Nachruf auf einen treuen Freund und Wegbegleiter:

Jack-Russell-Terrier "Filou", * 25.06.2002 +18.09.2016

Filou im Jahr 2015 mit seinem typischen "Hypnose-Blick":

In dieser Situation will er damit sagen: "Ich sitz' doch schon vor der Türe. Wenn Du noch länger brauchst, schau' ich Dich so lange an, bis Du endlich in die Gänge kommst und mit mir rausgehst!"

 

Am Mittagstisch konnte der Hund mit dem starren Blickzauber so manche schmackhafte Happen für sich ergattern.

Wenn trotz allem mal doch nichts für ihn abfallen wollte, fiepte er erst in aufsteigender Laustärke. Hatte auch das keinen Erfolg, dann blieb halt doch nichts anderes übrig, als laut zu werden: Er bellte uns was, sehr energisch, kurz und knackig, in den höchsten Tönen! 

 

 

Am Sonntag dem 18. September 2016 etwa um 11 Uhr 45 erlöste ein mitfühlender Tierarzt in Nürnberg unseren Hund Filou von all seinen Leiden. Das akute, lebensbedrohliche Ereignis war wahrscheinlich ein gerissenes Blutgefäß in Filous Lunge. Er blutete ununterbrochen aus der Nase. Nach einer Lebenszeit von mehr als 14 Jahren und wegen der Behinderungen, an denen er ohnehin bereits litt, hatten wir der Einschläferung zugestimmt. Er sollte nicht noch mit einer fragwürdigen Untersuchung gequält werden angesichts der Bedrohung des Verblutens oder Erstickens am Blut in der Lunge...

 

Filou war ein geborener Oberpfälzer aus Neustadt an der Waldnaab, Zuchtname "Arco von der Flossbach", mit schwarz-weiß-braunem Glatthaar-Fell. Einerseits ein typischer eigensinniger Terrier - andererseits von Anfang an selbst ein ganz eigener Charakter - auch im Körperbau: kein kleiner Jack-Russell mit kurzen Beinen und Ringelschwanz und auch kein großer Parson-Jack-Russell mit hohen Beinen und gradem Schwanz, sondern  ein Zwischengeschöpf. Als er ausgewachsen war, erwies sich sein Kopf als etwas zu klein im Verhältnis zum übrigen Körper.  

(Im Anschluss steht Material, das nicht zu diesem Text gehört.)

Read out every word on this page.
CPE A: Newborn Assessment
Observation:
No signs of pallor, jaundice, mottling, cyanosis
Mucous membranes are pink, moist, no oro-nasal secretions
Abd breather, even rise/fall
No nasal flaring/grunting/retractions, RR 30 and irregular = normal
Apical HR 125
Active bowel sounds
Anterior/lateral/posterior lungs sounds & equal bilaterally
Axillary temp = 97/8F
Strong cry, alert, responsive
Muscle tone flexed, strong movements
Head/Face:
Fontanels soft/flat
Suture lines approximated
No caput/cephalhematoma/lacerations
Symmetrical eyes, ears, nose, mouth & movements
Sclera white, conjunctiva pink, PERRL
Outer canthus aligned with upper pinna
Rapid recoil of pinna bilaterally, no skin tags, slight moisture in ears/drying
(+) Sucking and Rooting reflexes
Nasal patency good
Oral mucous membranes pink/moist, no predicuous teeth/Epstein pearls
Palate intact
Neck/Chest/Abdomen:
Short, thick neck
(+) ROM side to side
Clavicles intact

Aus dem zahmen, anhänglichen Welpen wurde ein wilder und ungestümer Junghund. Er kratzt überall an den Möbeln und kaut die Möbelecken ab. Erst als seine Lieblingsstellen mit Tabasko eingestrichen waren, hört er auf.

Filou war auch ein wahrer Springteufel, der gern hoch hüpfte. Diese Fähigkeit soll den Jack-Russell-Terriern in England angezüchtet worden sein, damit sie bei der Jagd zu Pferd jederzeit hinter dem Reiter aufspringen konnten.

 

Filou wurde von unserer Tochter Carolin und ihrem damaligen Freund Marco Castiglione erworben. Carolin hatte vorher bei uns in Nürnberg gelebt. Als sie mich fragte, was ich von einem Hund hielte, sagte ich, dass man nach meiner Meinung in der Stadt einen Hund nicht wirklich artgerecht halten könne. Also waren wir sehr erleichtert, dass Carolin und Marco aufs Land gezogen waren, als sie den Welpen kauften. Ich hatte gerade eine Achillessehnen-OP hinter mir und noch den linken Fuß bis zum Knie in Gips. Da kamen die beiden und stellten uns das putzige kleine Hündchen vor. Ich fand, dass er so etwas von einem kleinen Schwerennöter habe und er vielleicht mal ein Filou werden könnte. Alle anderen fanden dann, dass das ein schöner Name für ihn sei. Filou wuchs in Dennenlohe bei Neumarkt auf. Er war dort leider häufig längere Zeit alleine in einem nach Heizöl und Moder stinkenden Haus. Dazwischen kam er schon mal stundenweise zu uns. Weil ich mich noch schlecht bewegen konnte, saß er meistens bei mir auf dem Schoß. Später haben wir Filou in Dennenlohe besucht und sind dort mit ihm Gassi gegangen. Sobald er von der Leine gelassen wurde, machte er sich gerne davon und sauste irgendwo herum. Als er dort einmal über einen Waldweg lief, kam er einer Radfahrerin in die Quere, die prompt stürzte. Gott sei Dank ging alles glimpflich ab. In der ersten Zeit hörte Filou kaum auf seinen  Namen, kam nicht, wenn er gerufen wurde. Er lief lieber anderen Hunden hinterher und sprang an den Besitzern kleinerer Hunde hoch, die ihren Liebling durch Hochheben vor dem vermeintlich gefährlichen Kampfhund retten wollten...

 

Carolin besuchte mit Filou die Hundeschule in Nürnberg am Marienberg. Aber auch mit noch so vielen Wurststückchen lernte Filou nur, auf die elementarsten Kommandos zu hören. Anfangs reagierte er auf "Komm" und "Hier" überhaupt nicht, später ging es besser; allerdings genehmigte sich Filou häufig eine längere Reaktionszeit. Wenn er gerade irgendwo schnüffelte, konnte es schon mal dauern...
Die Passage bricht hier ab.